MISSION, RGV – The Rev. Roy Snipes of Our Lady of Guadalupe Catholic Church in Mission is featured in a video produced by The Atlantic.
The video explains Snipes’ opposition to a border wall, the militarization of the border, and his concern that La Lomita Chapel may get walled off if more border barriers are erected.
“The beauty of this sacred place would be desecrated,”Snipes said, in reference to La Lomita.
The famous chapel, built in 1899, stands just 100 yards from the Rio Grande.
Scott Nicol and Stefanie Herweck, of the Sierra Club, are pictured measuring how far an enforcement zone could be extended at La Lomita, should a border wall be built on an adjacent levee. The chapel “could potentially be destroyed,” Nicol states.
The video starts with Snipes saying: “A Christian is more interested in hospitality than hostility. La Lomita stands for that.”
The video notes that in February, Congress sought to protect La Lomita while at the same time approving 55 miles of new border walls in the Rio Grande Valley. This measure was added by Congressman Henry Cuellar, the only border lawmaker on the joint House-Senate committee that crafted a bill providing more funding for border security. Cuellar said La Lomita was one of the Valley’s “sensitive areas” and thus needed protecting.
However, soon after the compromise legislation was unanimously approved by both the House and Senate, President Trump declared a national emergency. As the video notes, this would allow the Trump administration to build more walls than Congress has approved, leaving La Lomita Chapel’s future uncertain.
“What a Christian tries to do is build bridges, not walls,” Snipes says in the video. He also said the presence of the Army in the area is “scaring people.”
“Just what is a middle class Gringo doing down here,” Snipes asks about himself. The answer is he taught school in San Ysidro. “That’s when I fell in love with the Valley.”
Snipes said the people of the Valley have survived for 150 years without a border wall.
“No one ever thought we would have to build a wall. Opposing the wall doesn’t mean we want an open border. But it does mean we really want to treat people the way we would like to be treated. We really do want to treat people like human beings and a wall do seem just a tad inhumane,” Snipes states.
David Garza is an attorney for the Diocese of Brownsville. In the video, Garza talks about a lawsuit brought by the Catholic Church to save La Lomita.

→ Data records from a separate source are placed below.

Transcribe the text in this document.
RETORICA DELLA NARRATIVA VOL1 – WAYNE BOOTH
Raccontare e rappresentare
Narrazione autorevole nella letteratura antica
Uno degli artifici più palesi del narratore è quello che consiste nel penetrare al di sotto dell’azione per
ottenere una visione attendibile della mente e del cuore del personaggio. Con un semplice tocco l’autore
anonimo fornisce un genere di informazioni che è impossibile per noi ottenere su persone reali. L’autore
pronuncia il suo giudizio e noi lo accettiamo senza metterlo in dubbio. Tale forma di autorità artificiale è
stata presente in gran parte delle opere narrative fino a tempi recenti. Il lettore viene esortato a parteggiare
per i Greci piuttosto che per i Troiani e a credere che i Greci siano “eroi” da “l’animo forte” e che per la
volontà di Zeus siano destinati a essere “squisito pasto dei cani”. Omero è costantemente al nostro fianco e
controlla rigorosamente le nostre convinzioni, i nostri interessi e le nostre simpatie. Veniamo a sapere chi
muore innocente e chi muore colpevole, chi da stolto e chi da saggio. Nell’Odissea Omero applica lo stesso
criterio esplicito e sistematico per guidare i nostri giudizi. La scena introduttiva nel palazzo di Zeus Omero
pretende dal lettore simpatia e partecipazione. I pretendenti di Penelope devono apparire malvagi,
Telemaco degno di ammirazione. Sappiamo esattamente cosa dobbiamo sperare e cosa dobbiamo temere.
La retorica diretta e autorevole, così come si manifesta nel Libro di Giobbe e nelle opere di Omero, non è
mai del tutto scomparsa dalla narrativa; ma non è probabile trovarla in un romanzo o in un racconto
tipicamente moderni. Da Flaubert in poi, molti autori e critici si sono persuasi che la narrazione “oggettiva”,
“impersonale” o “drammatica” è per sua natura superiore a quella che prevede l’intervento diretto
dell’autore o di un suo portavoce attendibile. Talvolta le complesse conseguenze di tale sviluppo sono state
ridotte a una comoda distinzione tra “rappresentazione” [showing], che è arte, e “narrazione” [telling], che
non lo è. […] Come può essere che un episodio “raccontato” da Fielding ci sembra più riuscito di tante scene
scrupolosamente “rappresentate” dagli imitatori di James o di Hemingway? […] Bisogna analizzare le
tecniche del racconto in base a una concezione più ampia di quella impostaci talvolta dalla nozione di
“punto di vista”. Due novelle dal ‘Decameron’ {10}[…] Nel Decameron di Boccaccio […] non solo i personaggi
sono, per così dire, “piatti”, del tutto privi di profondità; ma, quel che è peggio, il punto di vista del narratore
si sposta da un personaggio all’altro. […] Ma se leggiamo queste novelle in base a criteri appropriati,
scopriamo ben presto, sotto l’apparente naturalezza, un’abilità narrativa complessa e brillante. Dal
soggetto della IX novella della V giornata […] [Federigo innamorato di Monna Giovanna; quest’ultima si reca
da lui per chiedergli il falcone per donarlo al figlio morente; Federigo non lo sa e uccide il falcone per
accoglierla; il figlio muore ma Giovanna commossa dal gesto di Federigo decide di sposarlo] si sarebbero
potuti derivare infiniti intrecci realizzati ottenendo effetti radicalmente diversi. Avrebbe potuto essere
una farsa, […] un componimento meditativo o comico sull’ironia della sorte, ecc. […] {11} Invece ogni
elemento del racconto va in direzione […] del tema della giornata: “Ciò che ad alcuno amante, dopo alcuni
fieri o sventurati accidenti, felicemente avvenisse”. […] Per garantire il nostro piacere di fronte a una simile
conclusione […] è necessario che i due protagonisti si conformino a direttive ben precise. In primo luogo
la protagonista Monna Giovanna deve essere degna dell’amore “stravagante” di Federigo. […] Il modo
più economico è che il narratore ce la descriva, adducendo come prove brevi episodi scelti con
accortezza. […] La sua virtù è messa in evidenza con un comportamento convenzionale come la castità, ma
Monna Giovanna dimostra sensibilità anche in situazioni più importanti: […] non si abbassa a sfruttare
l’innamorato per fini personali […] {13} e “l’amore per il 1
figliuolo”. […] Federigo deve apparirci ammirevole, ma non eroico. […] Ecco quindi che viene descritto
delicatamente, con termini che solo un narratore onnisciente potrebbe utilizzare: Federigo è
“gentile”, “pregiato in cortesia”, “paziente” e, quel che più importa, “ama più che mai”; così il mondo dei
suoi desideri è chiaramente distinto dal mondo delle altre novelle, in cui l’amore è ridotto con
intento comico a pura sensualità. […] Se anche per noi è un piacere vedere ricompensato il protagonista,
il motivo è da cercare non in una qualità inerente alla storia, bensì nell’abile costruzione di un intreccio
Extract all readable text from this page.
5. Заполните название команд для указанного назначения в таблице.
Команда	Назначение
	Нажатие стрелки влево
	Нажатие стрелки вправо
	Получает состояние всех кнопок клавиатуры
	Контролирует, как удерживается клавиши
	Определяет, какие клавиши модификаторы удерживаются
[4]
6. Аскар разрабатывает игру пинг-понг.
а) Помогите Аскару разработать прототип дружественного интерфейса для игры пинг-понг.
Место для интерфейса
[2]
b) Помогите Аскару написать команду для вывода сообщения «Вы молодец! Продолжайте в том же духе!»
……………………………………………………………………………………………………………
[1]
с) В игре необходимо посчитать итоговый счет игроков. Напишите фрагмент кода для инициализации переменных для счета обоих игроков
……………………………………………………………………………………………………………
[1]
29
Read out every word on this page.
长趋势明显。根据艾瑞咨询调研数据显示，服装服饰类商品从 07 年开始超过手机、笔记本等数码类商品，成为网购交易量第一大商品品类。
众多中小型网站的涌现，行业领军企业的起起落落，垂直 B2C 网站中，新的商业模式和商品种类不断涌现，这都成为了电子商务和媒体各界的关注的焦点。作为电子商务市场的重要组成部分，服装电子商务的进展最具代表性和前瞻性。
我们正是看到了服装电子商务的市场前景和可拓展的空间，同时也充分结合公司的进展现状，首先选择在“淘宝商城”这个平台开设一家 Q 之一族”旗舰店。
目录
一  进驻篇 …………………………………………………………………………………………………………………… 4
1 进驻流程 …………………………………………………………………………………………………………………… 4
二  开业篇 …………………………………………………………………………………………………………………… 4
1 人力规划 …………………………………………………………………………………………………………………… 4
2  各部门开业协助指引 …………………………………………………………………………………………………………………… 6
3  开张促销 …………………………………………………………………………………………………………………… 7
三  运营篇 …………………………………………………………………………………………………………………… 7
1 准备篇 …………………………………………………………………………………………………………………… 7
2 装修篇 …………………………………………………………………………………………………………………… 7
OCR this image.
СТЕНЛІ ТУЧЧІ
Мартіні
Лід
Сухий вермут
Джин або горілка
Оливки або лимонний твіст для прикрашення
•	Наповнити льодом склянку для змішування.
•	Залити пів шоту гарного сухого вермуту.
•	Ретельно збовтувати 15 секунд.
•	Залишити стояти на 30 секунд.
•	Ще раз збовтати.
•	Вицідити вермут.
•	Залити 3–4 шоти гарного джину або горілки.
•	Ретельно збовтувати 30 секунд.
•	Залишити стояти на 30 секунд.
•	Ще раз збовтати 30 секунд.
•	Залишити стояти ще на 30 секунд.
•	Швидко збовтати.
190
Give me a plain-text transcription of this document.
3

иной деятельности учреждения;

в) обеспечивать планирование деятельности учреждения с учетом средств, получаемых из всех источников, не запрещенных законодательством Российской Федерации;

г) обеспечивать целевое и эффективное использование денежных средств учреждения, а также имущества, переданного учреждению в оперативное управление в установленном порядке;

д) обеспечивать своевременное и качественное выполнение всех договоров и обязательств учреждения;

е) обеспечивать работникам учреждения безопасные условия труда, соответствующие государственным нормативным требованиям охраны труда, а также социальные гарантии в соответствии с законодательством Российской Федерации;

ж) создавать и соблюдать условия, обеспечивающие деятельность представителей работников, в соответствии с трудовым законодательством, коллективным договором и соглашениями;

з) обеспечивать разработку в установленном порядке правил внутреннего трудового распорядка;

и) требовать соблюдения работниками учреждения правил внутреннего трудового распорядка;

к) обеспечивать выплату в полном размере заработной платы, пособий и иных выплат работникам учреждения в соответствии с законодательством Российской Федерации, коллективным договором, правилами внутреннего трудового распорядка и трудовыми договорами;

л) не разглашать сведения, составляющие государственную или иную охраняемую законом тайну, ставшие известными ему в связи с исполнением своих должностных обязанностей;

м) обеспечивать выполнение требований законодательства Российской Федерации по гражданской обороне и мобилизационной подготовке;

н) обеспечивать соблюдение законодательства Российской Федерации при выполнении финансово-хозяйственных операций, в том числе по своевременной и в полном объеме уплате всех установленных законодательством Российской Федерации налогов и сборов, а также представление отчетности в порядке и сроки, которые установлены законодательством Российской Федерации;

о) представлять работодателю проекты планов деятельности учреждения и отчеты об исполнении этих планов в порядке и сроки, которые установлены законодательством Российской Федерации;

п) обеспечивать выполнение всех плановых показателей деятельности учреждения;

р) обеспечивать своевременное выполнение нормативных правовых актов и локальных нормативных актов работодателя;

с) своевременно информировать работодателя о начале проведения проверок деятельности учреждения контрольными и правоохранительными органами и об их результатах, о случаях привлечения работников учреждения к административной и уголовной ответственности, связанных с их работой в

“We feel it is such an important issue that we needed to take a stand at the very beginning. It is a matter of principle that the Diocese doesn’t believe in the border wall and doesn’t want it built on its property. We are trying to uphold what we believe is the First Amendment right, Freedom of Religion,” Garza said.
President Trump, obviously, takes a different view. “Barbed wire used properly can be a beautiful sight,” Trump is heard to say in the video.
Snipes responds: “It is meant to intimidate people from the other side that might want to come across but it is scaring people here.”
Snipes said symbols are clashing at La Lomita.
“The symbol of La Lomita is that we want to be humble and kind and hospitable. The wall is saying, we don’t want anybody who is having trouble to come here,” Snipes said.
“There are a lot of people that have a natural fear of strangers coming across, they are not like us. I think he (Trump) is getting a lot of milage out of that.”
The video shows other clergy that work along the South Texas border having dinner with Snipes. Different viewpoints are aired over dinner. Some people want to “barge the border,” says one priest. Another says the presence of the Army makes the Valley resemble a “war zone.”
Towards the end of the video, a worker at La Lomita, 82-year-old Adrellita, is introduced. Snipes says she watches over the chapel like a Guardian Angel.
“I don’t know why they want to build a wall here,” Adrellita states. “I say over my dead body.”